Commutative Algebra Seminar

The Laplacian lattice of an undirected connected graph is the lattice generated by the rows of its Laplacian matrix. We describe the minimal free resolution of the Laplacian lattice ideal of the graph. This is joint work with Frank-Olaf Schreyer and John Wilmes.

Let R be a formal power series ring over a field k of characteristic zero, and let D be the ring of k-linear differential operators on R. By interpreting the Matlis dual of an R-module M in terms of certain k-linear maps from M to k (following SGA2), we show that given any left D-module, there is a natural structure of left D-module on its Matlis dual, whose de Rham cohomology is k-dual to that of the original module in the holonomic case. We then give an application to Hartshorne's theory of de Rham homology and cohomology for R, showing that the associated Hodge-de Rham spectral sequences (beginning with their E_2 terms) are independent of the embedding used in their definition and consist of finite-dimensional k-spaces.

We will introduce and consider basic properties of two types of finitely generated modules over a commutative noetherian ring R of positive prime characteristic. The first is the category of modules of finite F-type. They include reflexive ideals representing torsion elements in the divisor class group. The second class is what we call F-abundant modules. These include, for example, the ring R itself and the canonical module when R has positive splitting dimension. We will discuss some facts about these two categories. Our methods allow us to extend previous results by Patakfalvi-Schwede, Yao and Watanabe. They also afford a deeper understanding of these categories, including complete classifications in many cases of interest.

Let R be a Gorenstein local ring, I an ideal in R, and M an R-module. The local cohohomology of M supported at I can be computed by applying the I-torsion functor to the injective resolution of M. Since R is Gorenstein, M has a complete injective resolution, so it is natural to ask what one gets by applying the I-torsion functor to it. Following this lead, we define stable local cohomology for modules with complete resolutions. This gives a functor to the stable category of Gorenstein injective modules. We show that in many ways this behaves like the usual local cohomology functor. Our main result is that when there is only one non-zero local cohomology module, there is strong connection between that and stable local cohomology; in fact, the latter gives a Gorenstein injective approximation of the former.

The goal of my talk will be to describe a precise sense in which Knoerrer periodicity, a property of maximal Cohen-Macaulay modules over certain hypersurface rings, is a manifestation of Bott periodicity in topological K-theory. Along the way, I will introduce an 8-periodic version of Knoerrer periodicity for real isolated hypersurface singularities. I will also describe a map from the Grothendieck group of the triangulated category of matrix factorizations associated to a real or complex hypersurface into the topological K-theory of its Milnor fiber.

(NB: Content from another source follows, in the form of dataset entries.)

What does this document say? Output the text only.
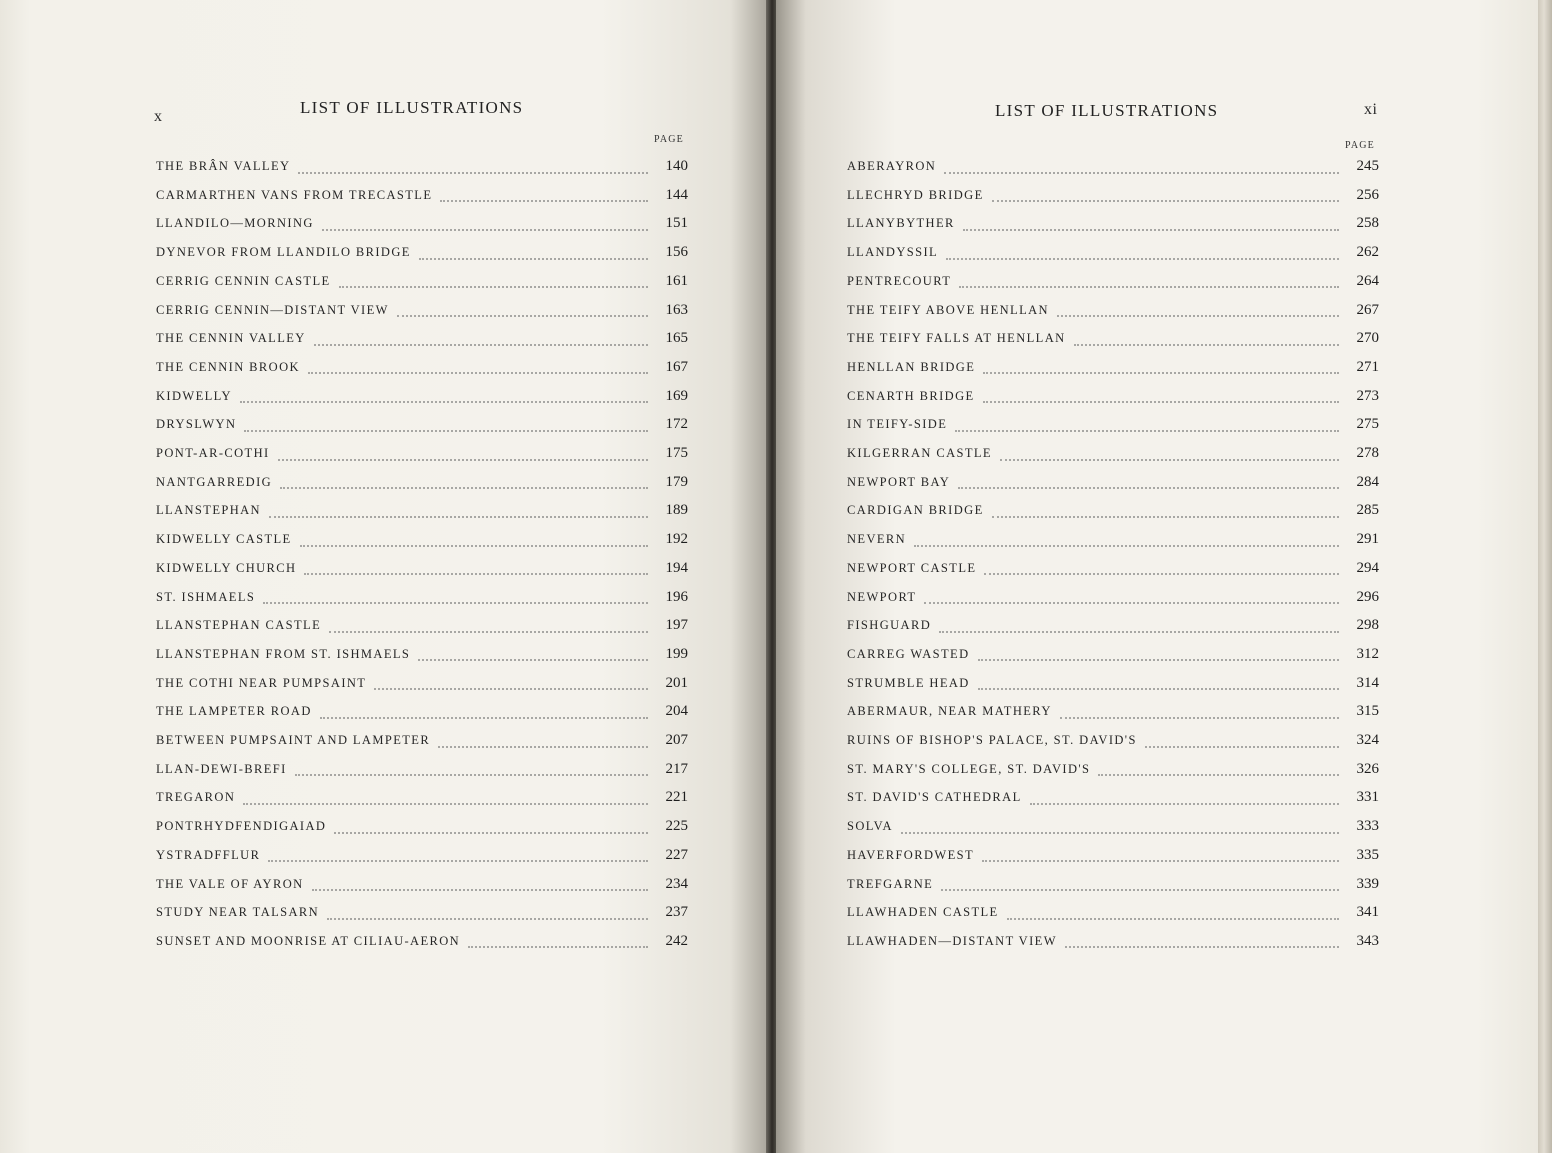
x	LIST OF ILLUSTRATIONS
PAGE
THE BRÂN VALLEY	140
CARMARTHEN VANS FROM TRECASTLE	144
LLANDILO—MORNING	151
DYNEVOR FROM LLANDILO BRIDGE	156
CERRIG CENNIN CASTLE	161
CERRIG CENNIN—DISTANT VIEW	163
THE CENNIN VALLEY	165
THE CENNIN BROOK	167
KIDWELLY	169
DRYSLWYN	172
PONT-AR-COTHI	175
NANTGARREDIG	179
LLANSTEPHAN	189
KIDWELLY CASTLE	192
KIDWELLY CHURCH	194
ST. ISHMAELS	196
LLANSTEPHAN CASTLE	197
LLANSTEPHAN FROM ST. ISHMAELS	199
THE COTHI NEAR PUMPSAINT	201
THE LAMPETER ROAD	204
BETWEEN PUMPSAINT AND LAMPETER	207
LLAN-DEWI-BREFI	217
TREGARON	221
PONTRHYDFENDIGAIAD	225
YSTRADFFLUR	227
THE VALE OF AYRON	234
STUDY NEAR TALSARN	237
SUNSET AND MOONRISE AT CILIAU-AERON	242
LIST OF ILLUSTRATIONS	xi
PAGE
ABERAYRON	245
LLECHRYD BRIDGE	256
LLANYBYTHER	258
LLANDYSSIL	262
PENTRECOURT	264
THE TEIFY ABOVE HENLLAN	267
THE TEIFY FALLS AT HENLLAN	270
HENLLAN BRIDGE	271
CENARTH BRIDGE	273
IN TEIFY-SIDE	275
KILGERRAN CASTLE	278
NEWPORT BAY	284
CARDIGAN BRIDGE	285
NEVERN	291
NEWPORT CASTLE	294
NEWPORT	296
FISHGUARD	298
CARREG WASTED	312
STRUMBLE HEAD	314
ABERMAUR, NEAR MATHERY	315
RUINS OF BISHOP'S PALACE, ST. DAVID'S	324
ST. MARY'S COLLEGE, ST. DAVID'S	326
ST. DAVID'S CATHEDRAL	331
SOLVA	333
HAVERFORDWEST	335
TREFGARNE	339
LLAWHADEN CASTLE	341
LLAWHADEN—DISTANT VIEW	343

We discuss some theorems showing that in characteristic zero, along a (not necessarily discrete) valuation, generically finite morphisms of nonsingular varieties and of their associated graded rings along the valuation have stably toric forms under blow ups. We also give counterexamples to these statements in positive characteristic, and discuss what is true in positive characteristic. We discuss how the pathological problems in positive characteristic follow from the existence of defect in the extension of valuations (which can only occur for non discrete valuations in positive characteristic).

The F-signature of a local ring in positive characteristic gives a measure of singularities by analyzing the asymptotic behavior of the number of splittings (F-splittings) of large iterates of the Frobenius endomorphism.  One can also incorporate ideal pairs by restricting the set of "allowable" splittings, and varying the coefficient of the ideal gives rise to the F-signature function of the pair.  While for each fixed characteristic p > 0 these functions tend to be extremely complicated, in the few examples that have been computed they tend to limit to a piecewise polynomial function as p tends to infinity. In this talk I will discuss what is known about these functions and their limits, and present a number of new computations for diagonal hypersurfaces.  The new computations (joint with Shideler) build on the techniques of Han and Monsky used to compute the Hilbert-Kunz multiplicities of diagonal hypersurfaces.

The talk will discuss the concept of Frobenius complexity of a local ring of prime characteristic and analyze it in the case of determinantal rings. This is joint work with Yongwei Yao.

The Lyubeznik numbers in mixed characteristic are invariants for local rings that do not contain a field. These invariants are inspired by the numbers that Lyubeznik defined for equal characteristic rings, which are known to have algebraic and geometric interpretations. In this talk, we will give an overview of Lyubeznik numbers and present several properties for the invariants in mixed characteristic. We will also discuss related results on injective dimension of local cohomology over regular rings of mixed characteristic. This is joint work with Daniel J. Hernández, Felipe Pérez and Emily E. Witt.